La Cour suprême de Thaïlande décidera vendredi si elle saisit tout ou partie de la fortune de Thaksin Shinawatra, un verdict qui obsède le pays depuis des mois et fait craindre une poussée de violences de la part des partisans de l'ex-premier ministre en exil.

Officiellement, jusqu'à 35 000 policiers et militaires ont été déployés dans la capitale et dans les régions favorables à l'ancien chef du gouvernement.

Et la sécurité a été renforcée autour des neuf magistrats de la Cour qui trancheront sur le sort des 76,6 milliards de bahts (2,3 milliards de dollars) que représente la fortune actuelle du magnat des télécoms, gelée après le coup d'État militaire qui l'a renversé en 2006, et dont l'accusation affirme qu'elle est le fruit d'abus de pouvoir.

Le pays craint une réaction épidermique des «chemises rouges», les partisans de Thaksin responsables en avril 2009 de manifestations violentes qui avaient forcé le gouvernement à annuler un sommet asiatique et avaient fait deux morts.

«La police n'empêchera pas les manifestants de venir à Bangkok s'ils défilent de façon pacifique. Nous prendrons nos responsabilités pour assurer la sécurité et pourrons si nécessaire faire appel à l'armée», a indiqué le porte-parole de la police de Bangkok, le colonel Piya Utayo.

Le gouvernement s'est dit prêt à recourir à une loi d'exception, voire à décréter l'état d'urgence. La semaine dernière, une bombe avait été désamorcée près de la Cour et une grenade avait explosé sans faire de victime. Les ambassades américaine, britannique et australienne ont conseillé la prudence à leurs ressortissants.

Thaksin, seul premier ministre à avoir jamais été réélu, avait soulevé une partie de la Thaïlande contre lui en vendant la moitié des parts de son entreprise de communication, Shin Corp., au groupe singapourien Temasek sans payer de taxe sur la transaction.

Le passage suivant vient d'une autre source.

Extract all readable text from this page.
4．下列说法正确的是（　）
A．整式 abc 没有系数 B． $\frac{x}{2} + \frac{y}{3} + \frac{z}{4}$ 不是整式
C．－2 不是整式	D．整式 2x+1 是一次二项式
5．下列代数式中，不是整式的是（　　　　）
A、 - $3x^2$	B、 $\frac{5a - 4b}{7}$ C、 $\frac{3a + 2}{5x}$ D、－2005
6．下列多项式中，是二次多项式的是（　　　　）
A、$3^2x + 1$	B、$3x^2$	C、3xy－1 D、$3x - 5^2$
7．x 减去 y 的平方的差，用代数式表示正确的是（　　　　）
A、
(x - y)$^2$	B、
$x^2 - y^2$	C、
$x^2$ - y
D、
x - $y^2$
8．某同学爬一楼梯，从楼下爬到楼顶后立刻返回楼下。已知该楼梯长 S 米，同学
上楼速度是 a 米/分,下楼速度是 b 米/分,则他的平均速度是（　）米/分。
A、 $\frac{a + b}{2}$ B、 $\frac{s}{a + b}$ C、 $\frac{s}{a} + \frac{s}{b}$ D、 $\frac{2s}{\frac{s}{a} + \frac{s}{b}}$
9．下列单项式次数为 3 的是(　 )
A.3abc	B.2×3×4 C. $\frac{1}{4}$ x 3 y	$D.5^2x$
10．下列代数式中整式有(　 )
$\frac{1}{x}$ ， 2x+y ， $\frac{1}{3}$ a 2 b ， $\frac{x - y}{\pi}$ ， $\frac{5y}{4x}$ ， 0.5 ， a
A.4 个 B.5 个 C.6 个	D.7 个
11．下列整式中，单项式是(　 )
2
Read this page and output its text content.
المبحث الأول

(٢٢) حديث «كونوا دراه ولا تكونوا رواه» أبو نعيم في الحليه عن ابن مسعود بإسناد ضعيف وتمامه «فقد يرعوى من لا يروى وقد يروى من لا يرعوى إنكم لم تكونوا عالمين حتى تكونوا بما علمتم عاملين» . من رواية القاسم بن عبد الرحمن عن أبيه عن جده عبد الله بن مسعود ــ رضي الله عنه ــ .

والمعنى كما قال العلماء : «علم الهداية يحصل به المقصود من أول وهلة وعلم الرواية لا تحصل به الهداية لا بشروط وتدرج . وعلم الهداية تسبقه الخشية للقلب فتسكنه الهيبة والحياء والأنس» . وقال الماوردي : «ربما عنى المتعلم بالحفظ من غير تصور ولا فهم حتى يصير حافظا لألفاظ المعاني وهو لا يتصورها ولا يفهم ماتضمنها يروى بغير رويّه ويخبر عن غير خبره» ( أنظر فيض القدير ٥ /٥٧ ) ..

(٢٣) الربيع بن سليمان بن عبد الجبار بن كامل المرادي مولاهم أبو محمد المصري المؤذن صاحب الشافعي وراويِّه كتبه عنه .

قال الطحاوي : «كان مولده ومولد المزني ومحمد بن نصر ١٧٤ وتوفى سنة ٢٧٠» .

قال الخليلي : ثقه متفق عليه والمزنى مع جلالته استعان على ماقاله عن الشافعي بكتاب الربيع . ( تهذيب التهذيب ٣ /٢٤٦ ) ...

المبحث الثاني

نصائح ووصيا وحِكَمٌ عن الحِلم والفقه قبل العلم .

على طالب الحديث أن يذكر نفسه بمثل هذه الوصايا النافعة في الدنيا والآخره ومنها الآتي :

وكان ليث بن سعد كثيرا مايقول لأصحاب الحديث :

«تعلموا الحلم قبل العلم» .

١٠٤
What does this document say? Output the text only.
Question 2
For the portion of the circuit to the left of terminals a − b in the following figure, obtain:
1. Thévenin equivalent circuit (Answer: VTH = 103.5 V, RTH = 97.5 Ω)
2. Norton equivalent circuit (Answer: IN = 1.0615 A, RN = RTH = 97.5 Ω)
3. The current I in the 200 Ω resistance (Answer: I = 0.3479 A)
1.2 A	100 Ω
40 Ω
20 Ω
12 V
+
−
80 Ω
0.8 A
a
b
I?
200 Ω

Les fonds sont ceux que la cour doit décider ou non de saisir.

Condamné à deux ans de prison pour malversations financières dans un dossier distinct, menacé par d'autres affaires, Thaksin vit depuis 2008 en exil mais s'adresse régulièrement par vidéo-conférence à ses partisans, dénonçant une justice aux ordres du pouvoir.

Et il continue de dominer la scène politique entre masses rurales du nord et du nord-est qui le vénèrent, et élites traditionnelles de Bangkok - palais royal, armée, haut fonctionnaires - qui le détestent.

Un fossé de plus en plus large se creuse au coeur de la société. Les «chemises rouges» veulent son retour et réclament un meilleur partage des richesses, quand les «chemises jaunes» royalistes veulent le rayer du paysage politique, dénoncent son affairisme et brandissent la menace qu'il représente selon eux contre la monarchie.

La presse thaïlandaise s'est faite l'écho depuis trois mois de risques de flambée de violences autour de ce verdict et d'hypothèses de coup d'État. Mais certains analystes estiment que le mouvement, qui n'a jamais rassemblé plus de 30 000 manifestants depuis six mois, se marginalise.

«Tant que Thaksin ne parvient pas à provoquer un changement en profondeur dans la scène politique thaïlandaise, il restera sur la touche», estime Paul Chambers de l'université allemande d'Heidelberg.

Son parti, «le Puea Thai, est dans l'opposition. Ses alliés dans l'armée son minoritaires. Les chemises rouges n'ont pas empêché le parlement de fonctionner».

Mercredi, les «rouges» ont annoncé une grande manifestation, quel que soit le verdict. Mais pas avant le 14 mars prochain.